Die Theorie macht auch Vorhersagen, die geprüft werden können und in
der Tat auch bestätigt wurden. Bis heute ist sie für Berechnungen bei
alltäglichen Bewegungen unverzichtbar.
Die von Albert Einstein
entwickelte Theorie der Bewegung, die spezielle Relativitätstheorie, ist
wiederum besser als die Newtonsche Theorie. Motivation für die
Entwicklung waren Probleme mit der seit der Antike herrschenden
Vorstellung, dass das ganze Universum von einer feinstofflichen
Substanz, einem „Äther“ erfüllt ist. Dieser sollte auch Träger der
elektromagnetischen Wellen sein, die man damals erst seit etwa zwei
Jahrzehnten kannte. Der Äther sollte auch die absolute Ruhe markieren
und man wollte die Bewegung der Erde gegen diesen messen. Wann immer und
wie immer man es anstellte, man konnte keine solche Bewegung entdecken.
Einstein
ergriff gewissermaßen den Stier bei den Hörnern. Er machte dieses
negative Ergebnis zum Prinzip seiner neuen Theorie: „Die Geschwindigkeit
des Lichtes ist in jedem Inertialsystem unabhängig von der
Geschwindigkeit der Lichtquelle.“ Das bedeutet also: Wie immer ich mich
auch relativ zur Lichtquelle bewege, ich messe immer die gleiche
Geschwindigkeit für das Licht.
Auch diese Theorie ist als
axiomatisch-deduktives System aufgebaut. Sie ist als solche sogar
besonders „elegant“, denn sie baut nur auf diesem Prinzip auf wie noch
auf einem „Relativitätsprinzip“, das man schon aus der Maxwellschen
Theorie für die elektromagnetischen Phänomene kennt. Eine Fülle von
Phänomenen konnte dann vorhergesagt werden; diese unterscheiden sich zum
Teil frappierend von unseren Alltagserfahrungen, konnten aber
inzwischen alle experimentell nachgewiesen werden.
Man ließ die
Hypothese, dass es so etwa wie einen Äther geben sollte, fallen. Man
brauchte ihn nicht mehr. Es gibt keine absolute Ruhe, stattdessen aber
eine absolute Geschwindigkeit: Die Geschwindigkeit des Lichtes, wie man
sie im Vakuum misst. Sie ist eine Obergrenze für die Übertragung von
Wirkungen.
Beim Vergleich dieser beiden Theorien stellt man
fest, dass die spezielle Relativitätstheorie eine Erweiterung der
Newtonschen Mechanik ist, und zwar in dem Sinne, dass die Aussagen
beider Theorien umso besser übereinstimmen, je kleiner die zu
betrachtenden Geschwindigkeiten gegenüber der Lichtgeschwindigkeit sind.
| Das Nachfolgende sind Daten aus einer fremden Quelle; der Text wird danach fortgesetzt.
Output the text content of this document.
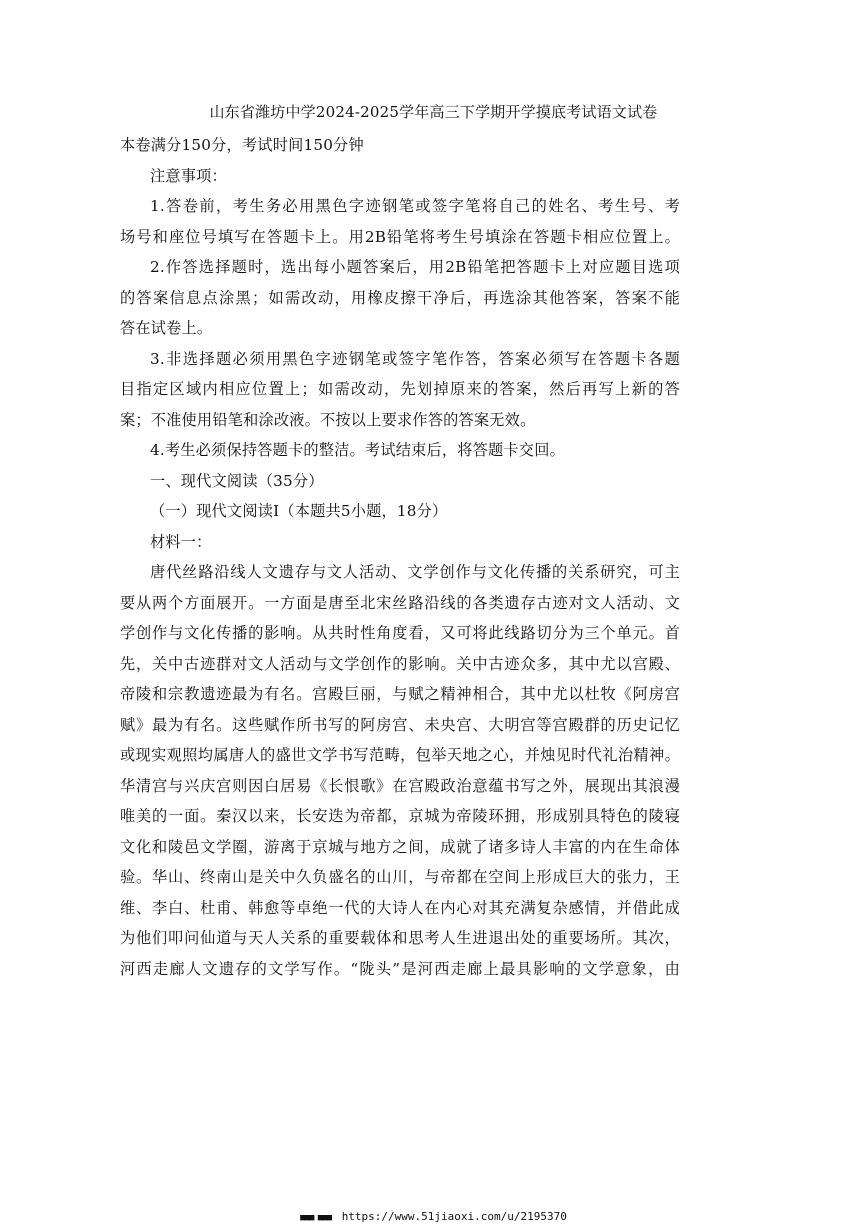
山东省潍坊中学2024-2025学年高三下学期开学摸底考试语文试卷
本卷满分150分，考试时间150分钟
注意事项：
1.答卷前，考生务必用黑色字迹钢笔或签字笔将自己的姓名、考生号、考
场号和座位号填写在答题卡上。用2B铅笔将考生号填涂在答题卡相应位置上。
2.作答选择题时，选出每小题答案后，用2B铅笔把答题卡上对应题目选项
的答案信息点涂黑；如需改动，用橡皮擦干净后，再选涂其他答案，答案不能
答在试卷上。
3.非选择题必须用黑色字迹钢笔或签字笔作答，答案必须写在答题卡各题
目指定区域内相应位置上；如需改动，先划掉原来的答案，然后再写上新的答
案；不准使用铅笔和涂改液。不按以上要求作答的答案无效。
4.考生必须保持答题卡的整洁。考试结束后，将答题卡交回。
一、现代文阅读（35分）
（一）现代文阅读Ⅰ（本题共5小题，18分）
材料一：
唐代丝路沿线人文遗存与文人活动、文学创作与文化传播的关系研究，可主
要从两个方面展开。一方面是唐至北宋丝路沿线的各类遗存古迹对文人活动、文
学创作与文化传播的影响。从共时性角度看，又可将此线路切分为三个单元。首
先，关中古迹群对文人活动与文学创作的影响。关中古迹众多，其中尤以宫殿、
帝陵和宗教遗迹最为有名。宫殿巨丽，与赋之精神相合，其中尤以杜牧《阿房宫
赋》最为有名。这些赋作所书写的阿房宫、未央宫、大明宫等宫殿群的历史记忆
或现实观照均属唐人的盛世文学书写范畴，包举天地之心，并烛见时代礼治精神。
华清宫与兴庆宫则因白居易《长恨歌》在宫殿政治意蕴书写之外，展现出其浪漫
唯美的一面。秦汉以来，长安迭为帝都，京城为帝陵环拥，形成别具特色的陵寝
文化和陵邑文学圈，游离于京城与地方之间，成就了诸多诗人丰富的内在生命体
验。华山、终南山是关中久负盛名的山川，与帝都在空间上形成巨大的张力，王
维、李白、杜甫、韩愈等卓绝一代的大诗人在内心对其充满复杂感情，并借此成
为他们叩问仙道与天人关系的重要载体和思考人生进退出处的重要场所。其次，
河西走廊人文遗存的文学写作。“陇头”是河西走廊上最具影响的文学意象，由
■■■ ■■■ https://www.51jiaoxi.com/u/2195370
Für Geschwindigkeiten, die nahe an die Lichtgeschwindigkeit
heranreichen, werden aber die schon oben erwähnten verblüffenden
Phänomene vorhergesagt, die ja inzwischen auch alle bestätigt worden
sind.
Ein nützlicher Maßstab für die „Güte“ einer Theorie ist
ihr Gültigkeitsbereich. Die Newtonsche Theorie hatte schon einen sehr
großen Gültigkeitsbereich, denn mit ihr kann man alle Bewegungen
erklären, die „nichtrelativistisch“, also genügend klein gegenüber der
Lichtgeschwindigkeit von ca. 300.000 km/sec sind. Hier könnte man zwar
auch die Relativitätstheorie bemühen. Das wäre aber unnötig, nur
mühevoller. Wenn man nun zunehmend größere Geschwindigkeiten betrachtet,
werden die Aussagen der beiden Theorien mehr und mehr differieren. Man
verlässt den Gültigkeitsbereich der Newtonschen Theorie, bleibt aber im
Gültigkeitsbereich der Relativitätstheorie. In diesem Sinne ist sie also
eine Erweiterung der Newtonschen Mechanik und damit die bessere
Theorie.
Wenn wir das Bild von einer Evolution von Theorie
bemühen, dann kann man sagen, dass die Aristotelische Theorie 2.000 Jahr
überlebte, weil es keine andere Theorie gab, die ihr gefährlich werden
konnte. Mit der Newtonschen Theorie trat aber ein solch dominanter
Konkurrent auf den Plan, dass sie bald “ausstarb”. Die spezielle
Relativitätstheorie ist dann eine Fortentwicklung der Newtonschen
Theorie, so dass es nun zwei Theorien gibt, die aber beide ihre eigenen
Lebensräume haben. Dort, wo diese sich überlappen, kann jede Theorie zu
ihrem Recht kommen.
Aristoteles – Newton – Einstein:
Aristoteles hat vorgelegt, Newton und Einstein „fanden suchen das
Bessere“. Wer weiß, wann jemand kommt und noch etwas Besseres findet,
und welche weiteren Einsichten wir dann über die Bewegung und damit über
Raum und Zeit erlangen. Nur eines scheint mir nach 2.500 Jahren klar zu
sein: Der Weg des Xenophanes, „suchend das Bessere“ zu finden, ist auch
der bessere Weg zur Erkenntnis.
Nota. - Das Paradoxon vom fliegend ruhenden Pfeil ist eine Petitio principii. Er hat die als Begriffe ge- fassten Anschauungsformen Raum und Zeit vorausgesetzt, die Bewegung aus ihnen zusammengesetzt und hinterher gefunden, dass beide inkommensurabel sind. Das Manko schreibt er der Zeit zu, denn der Raum ist zeitlos. Allerdings war die Anschauung der Bewegung faktisch und logisch eher da, als die Reflexions- produkte* Raum und Zeit. Das ist überhaupt kein Thema der Naturwissenschaft, sondern der Transzen- dentalphilosophie.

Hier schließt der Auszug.